I found myself volunteering for an ad-hoc working group on what to do with the staff lounge. It seems nobody cleans the place. The lounge's kitchen has a sink, a stove and a new refrigerator. The sink is groddy; the stove is unused; and while the frig is relatively clean, it is feared that it won't stay that way (tragedy of the commons and what not). The three microwave ovens are even worse: They don't quite look like the one in the public lounge, but they do get groddy.

Anyway, the first two meetings have been to write up a document on a permanent working group, who gets to join, how volunteers are chosen and what they do as far as cleaning the lounge goes.

The Long Vacation

Most of the staff in my unit have been burning off their vacation days to get them used before the cutoff date of August 31st. I have been doing this myself. My first summer vacation began after work on the 23th of June. Basically I did nothing during my vacation. Well, okay, I did do these:

The fireworks on the third were a lucky fluke given how stormy it was that day. In fact it was still so wet that the firefighters had trouble setting off the fireworks; we were witness to four "domes" of fire when the fireworks went off on the ground.

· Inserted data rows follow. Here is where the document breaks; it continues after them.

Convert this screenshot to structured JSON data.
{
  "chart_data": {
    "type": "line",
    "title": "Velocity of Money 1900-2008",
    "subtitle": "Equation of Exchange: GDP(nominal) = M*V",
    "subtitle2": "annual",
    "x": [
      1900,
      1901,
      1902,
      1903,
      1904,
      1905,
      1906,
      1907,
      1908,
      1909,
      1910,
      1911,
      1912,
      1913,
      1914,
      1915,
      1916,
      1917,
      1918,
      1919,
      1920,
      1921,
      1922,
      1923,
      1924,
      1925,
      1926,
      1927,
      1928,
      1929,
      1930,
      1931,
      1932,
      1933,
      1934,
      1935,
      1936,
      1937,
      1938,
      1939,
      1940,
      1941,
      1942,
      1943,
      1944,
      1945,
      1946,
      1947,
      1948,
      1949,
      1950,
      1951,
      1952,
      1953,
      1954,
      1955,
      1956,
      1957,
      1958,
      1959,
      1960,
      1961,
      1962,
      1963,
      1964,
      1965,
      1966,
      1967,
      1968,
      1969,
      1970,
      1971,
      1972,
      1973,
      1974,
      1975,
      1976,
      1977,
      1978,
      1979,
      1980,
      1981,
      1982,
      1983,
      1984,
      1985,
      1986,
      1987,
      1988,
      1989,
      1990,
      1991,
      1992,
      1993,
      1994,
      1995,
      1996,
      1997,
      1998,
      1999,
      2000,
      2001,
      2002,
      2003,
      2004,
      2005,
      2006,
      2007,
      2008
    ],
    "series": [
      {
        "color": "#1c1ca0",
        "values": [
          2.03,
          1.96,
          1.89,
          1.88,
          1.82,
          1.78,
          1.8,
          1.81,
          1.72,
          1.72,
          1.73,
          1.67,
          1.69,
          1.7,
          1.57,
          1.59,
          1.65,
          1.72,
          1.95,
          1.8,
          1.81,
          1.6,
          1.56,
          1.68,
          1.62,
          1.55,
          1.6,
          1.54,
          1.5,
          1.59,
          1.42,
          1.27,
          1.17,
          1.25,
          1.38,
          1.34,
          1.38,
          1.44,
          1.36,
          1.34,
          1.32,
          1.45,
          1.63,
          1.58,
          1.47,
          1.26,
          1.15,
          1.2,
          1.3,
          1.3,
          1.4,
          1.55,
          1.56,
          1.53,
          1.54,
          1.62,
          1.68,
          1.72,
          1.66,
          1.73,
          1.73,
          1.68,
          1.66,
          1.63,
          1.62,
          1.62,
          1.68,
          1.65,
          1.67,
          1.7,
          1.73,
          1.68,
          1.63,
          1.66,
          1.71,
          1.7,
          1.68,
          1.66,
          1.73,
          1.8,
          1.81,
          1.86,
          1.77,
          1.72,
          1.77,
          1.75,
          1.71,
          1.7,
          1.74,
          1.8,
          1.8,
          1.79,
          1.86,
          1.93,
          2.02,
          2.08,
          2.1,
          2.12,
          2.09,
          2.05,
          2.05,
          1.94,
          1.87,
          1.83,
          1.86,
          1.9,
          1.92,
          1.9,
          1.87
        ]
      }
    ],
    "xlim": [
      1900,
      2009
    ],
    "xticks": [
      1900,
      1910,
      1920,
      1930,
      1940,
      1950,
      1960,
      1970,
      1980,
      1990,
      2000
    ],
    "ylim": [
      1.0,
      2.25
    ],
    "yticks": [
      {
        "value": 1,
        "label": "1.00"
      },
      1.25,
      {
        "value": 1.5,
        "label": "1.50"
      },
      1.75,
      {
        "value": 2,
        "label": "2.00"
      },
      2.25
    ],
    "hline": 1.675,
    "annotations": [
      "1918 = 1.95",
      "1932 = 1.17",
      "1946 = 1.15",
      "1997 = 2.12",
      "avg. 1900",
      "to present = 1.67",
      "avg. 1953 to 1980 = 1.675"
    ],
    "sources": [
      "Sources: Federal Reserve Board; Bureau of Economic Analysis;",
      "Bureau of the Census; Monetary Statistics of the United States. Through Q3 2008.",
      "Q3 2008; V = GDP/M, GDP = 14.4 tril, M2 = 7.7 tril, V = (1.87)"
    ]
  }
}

And the fireworks flag fizzled after lighting halfway up. But the show was impressive anyway.

Stuff happened in my absence: Some of the vending machines were moved from the Bistro to the lower level; new datajacks were approved to be installed later this summer; the latest major upgrade to Mac OS X was released; and I learned that iWeb is not all it claims to be.

The second vacation starts this coming Friday. It will not be quite as long, and I will visit the hospital (the reason for the blood and take-home tests) during it.